Gibbons does better than expected on conservation issues – but still C minus
For the first time this year, the Nevada Conservation League reviewed not only the performance of the Legislature but that of the governor.
Gov. Jim Gibbons, league officials said, did better than expected.
In Congress, Gibbons scored zero on league scorecards in his last two years.
“Based upon this fact, the conservation community did not have high hopes for a Gibbons administration,” according to a league publication. “However, Gov. Gibbons has shown himself to be receptive to conservation issues in his first year on the job.”
Even so, primarily because of his support for coal as fuel, they gave him only a C minus overall.
They cited his creation of the Nevada Climate Change Advisory Committee, which Gibbons has directed to decide how greenhouse gas emissions can be reduced in the state, as a positive act.
League officials pointed out Gibbons signed all the conservation bills which he received from the Legislature except one: The legislation to prevent homeowners’ associations from restricting solar panels or energy efficient window shutters.
They praised his creation of a panel to help find solution to power transmission problems in Nevada.

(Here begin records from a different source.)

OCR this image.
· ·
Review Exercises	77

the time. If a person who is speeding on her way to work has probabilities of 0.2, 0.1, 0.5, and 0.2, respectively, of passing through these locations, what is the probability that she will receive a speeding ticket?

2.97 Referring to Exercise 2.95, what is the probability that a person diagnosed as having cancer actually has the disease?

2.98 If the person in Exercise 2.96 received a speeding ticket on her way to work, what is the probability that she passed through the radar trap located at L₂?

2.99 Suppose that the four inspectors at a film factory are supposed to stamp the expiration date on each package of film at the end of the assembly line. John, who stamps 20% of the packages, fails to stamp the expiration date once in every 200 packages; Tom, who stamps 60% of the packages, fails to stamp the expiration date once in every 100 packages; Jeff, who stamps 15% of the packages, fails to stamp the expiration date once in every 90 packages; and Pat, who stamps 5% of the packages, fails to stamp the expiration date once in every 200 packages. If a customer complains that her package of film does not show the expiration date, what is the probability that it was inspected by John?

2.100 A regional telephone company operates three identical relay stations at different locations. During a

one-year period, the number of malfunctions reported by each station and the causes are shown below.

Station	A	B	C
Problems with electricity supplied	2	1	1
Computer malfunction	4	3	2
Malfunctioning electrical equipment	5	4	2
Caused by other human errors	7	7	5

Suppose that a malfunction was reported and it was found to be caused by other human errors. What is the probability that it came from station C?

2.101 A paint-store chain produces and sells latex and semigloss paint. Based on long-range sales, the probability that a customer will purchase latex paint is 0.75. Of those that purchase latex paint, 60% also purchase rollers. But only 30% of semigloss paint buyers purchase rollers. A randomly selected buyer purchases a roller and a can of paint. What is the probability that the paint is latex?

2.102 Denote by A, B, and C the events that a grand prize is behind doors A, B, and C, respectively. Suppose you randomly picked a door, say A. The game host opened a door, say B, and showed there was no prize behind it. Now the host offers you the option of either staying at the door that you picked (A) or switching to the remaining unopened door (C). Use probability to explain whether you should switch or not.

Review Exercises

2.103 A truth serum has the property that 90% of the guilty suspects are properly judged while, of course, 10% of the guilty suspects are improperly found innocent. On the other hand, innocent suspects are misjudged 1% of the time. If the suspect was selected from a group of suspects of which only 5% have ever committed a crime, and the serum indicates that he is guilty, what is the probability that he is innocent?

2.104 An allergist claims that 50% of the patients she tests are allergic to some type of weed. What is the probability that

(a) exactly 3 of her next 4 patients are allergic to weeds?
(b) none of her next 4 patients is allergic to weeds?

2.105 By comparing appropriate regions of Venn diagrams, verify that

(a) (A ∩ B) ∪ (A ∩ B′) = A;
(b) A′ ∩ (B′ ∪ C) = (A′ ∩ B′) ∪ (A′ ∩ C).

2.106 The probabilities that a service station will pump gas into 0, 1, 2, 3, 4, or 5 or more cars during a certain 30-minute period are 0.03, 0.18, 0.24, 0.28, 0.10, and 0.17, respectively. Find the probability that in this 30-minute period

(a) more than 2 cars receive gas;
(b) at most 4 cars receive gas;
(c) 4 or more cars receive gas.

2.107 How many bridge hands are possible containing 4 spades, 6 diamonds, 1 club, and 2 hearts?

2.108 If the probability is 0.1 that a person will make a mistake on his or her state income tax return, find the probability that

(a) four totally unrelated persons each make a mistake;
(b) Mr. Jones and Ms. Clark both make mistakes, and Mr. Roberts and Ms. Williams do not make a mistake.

But the league objected to Gibbons’ continued support for the use of coal, saying he advocated coal to liquids technology in his state of the state speech and continues to support construction of coal-fired power plants in Nevada.
Coal, they said, is the nation’s biggest contributor to carbon dioxide emissions.
The governor’s record, they wrote, “has been a mixed bag.”
“He seems to genuinely be interested in promoting and developing Nevada’s vast renewable energy resources and wants to see Nevada become an exporter of clean power.
“However, he contradicts this stance when he supports the further use of coal.”
The final answer, they wrote, will depend on how he handles important conservation issues facing the state in the rest of his time in office.